W tym momencie raz jeszcze pomerdajmy w rozkręconym żółtku, wlejmy mu dodatkowo łyżkę gorącego mleka z garnuszka, by je zahartować i następnie mieszankę jajkową ze szklanki wlewamy powoli do mleka z mąką ziemniaczaną, stale i porządnie mieszając.

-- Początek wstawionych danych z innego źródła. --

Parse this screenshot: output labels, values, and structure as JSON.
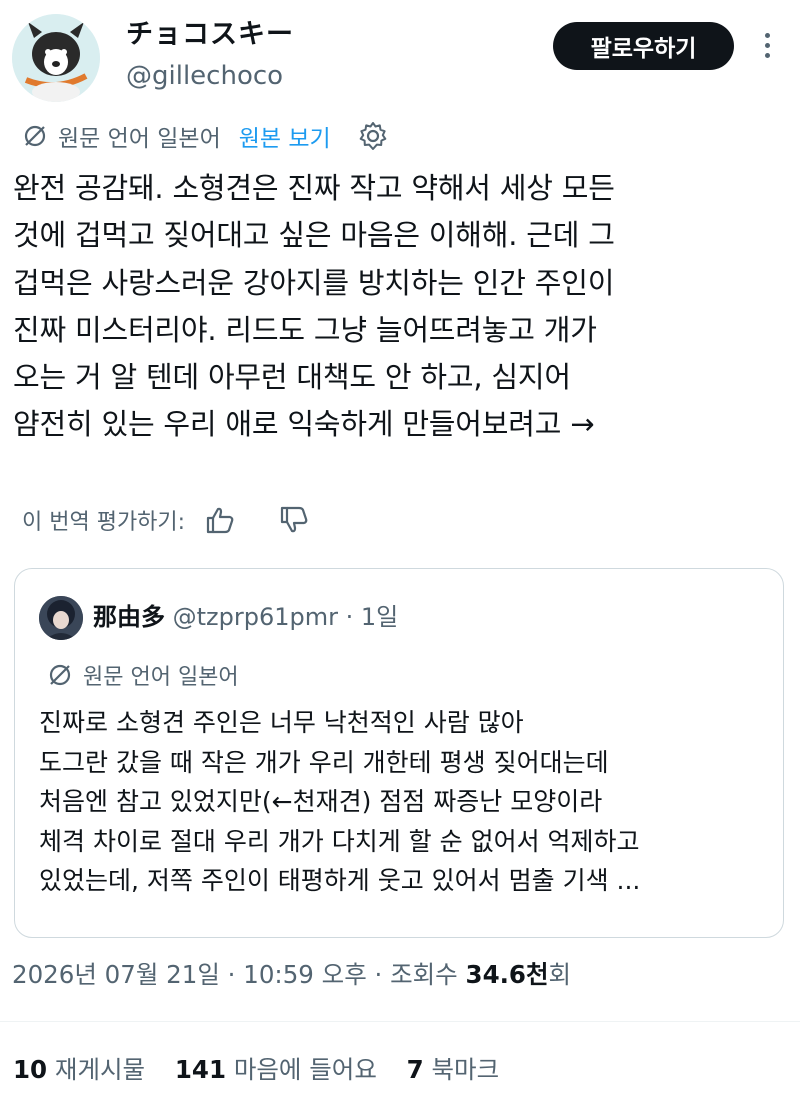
{
  "author": {
    "display_name": "チョコスキー",
    "handle": "@gillechoco",
    "follow_label": "팔로우하기"
  },
  "translation": {
    "source_lang": "원문 언어 일본어",
    "show_original": "원본 보기"
  },
  "tweet": {
    "text": "완전 공감돼. 소형견은 진짜 작고 약해서 세상 모든\n것에 겁먹고 짖어대고 싶은 마음은 이해해. 근데 그\n겁먹은 사랑스러운 강아지를 방치하는 인간 주인이\n진짜 미스터리야. 리드도 그냥 늘어뜨려놓고 개가\n오는 거 알 텐데 아무런 대책도 안 하고, 심지어\n얌전히 있는 우리 애로 익숙하게 만들어보려고 →"
  },
  "rating": {
    "label": "이 번역 평가하기:"
  },
  "quoted": {
    "name": "那由多",
    "handle": "@tzprp61pmr",
    "separator": " · ",
    "time": "1일",
    "source_lang": "원문 언어 일본어",
    "text": "진짜로 소형견 주인은 너무 낙천적인 사람 많아\n도그란 갔을 때 작은 개가 우리 개한테 평생 짖어대는데\n처음엔 참고 있었지만(←천재견) 점점 짜증난 모양이라\n체격 차이로 절대 우리 개가 다치게 할 순 없어서 억제하고\n있었는데, 저쪽 주인이 태평하게 웃고 있어서 멈출 기색 ..."
  },
  "meta": {
    "datetime": "2026년 07월 21일 · 10:59 오후 · 조회수 ",
    "views_count": "34.6천",
    "views_suffix": "회"
  },
  "stats": {
    "reposts_count": "10",
    "reposts_label": "재게시물",
    "likes_count": "141",
    "likes_label": "마음에 들어요",
    "bookmarks_count": "7",
    "bookmarks_label": "북마크"
  },
  "colors": {
    "text": "#0f1419",
    "muted": "#536471",
    "link": "#1d9bf0",
    "border": "#cfd9de"
  },
  "icons": [
    "globe-off-icon",
    "gear-icon",
    "thumbs-up-icon",
    "thumbs-down-icon",
    "more-icon"
  ]
}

To, co nam wyjdzie to nie mniej, ni więcej, a domowy budyń, tyle że w lżejszej postaci sosu. Gdy dodamy już całe żółtko, cały czas mieszając trzymamy jeszcze chwilę sos na ogniu, by składniki połączyły się ze sobą dokładnie, a sos delikatnego, jasno żółtego koloru zaczął wypuszczać pierwsze, pachnące bulki, świadczące o zagotowywaniu się. Wówczas ściągamy go z ognia i odstawiamy na bok.
W tym czasie ryż powinien nam już dochodzić. Jeżeli potrzebuje jeszcze chwili, nic się nie dzieje. Sos zawsze można podgrzać. Byle nie przypalić.
Gdy wszystko mamy już gotowe nabieramy mlecznego ryżu z rodzynkami, układamy fantazyjnie na talerzu (na przykład za pomocą dwóch łyżek formując obłe kulki - przekładamy z jednej do drugiej aż kształt się ustali - czyniąc tak jak ja - koniczynkę), i na koniec polewamy go sosem.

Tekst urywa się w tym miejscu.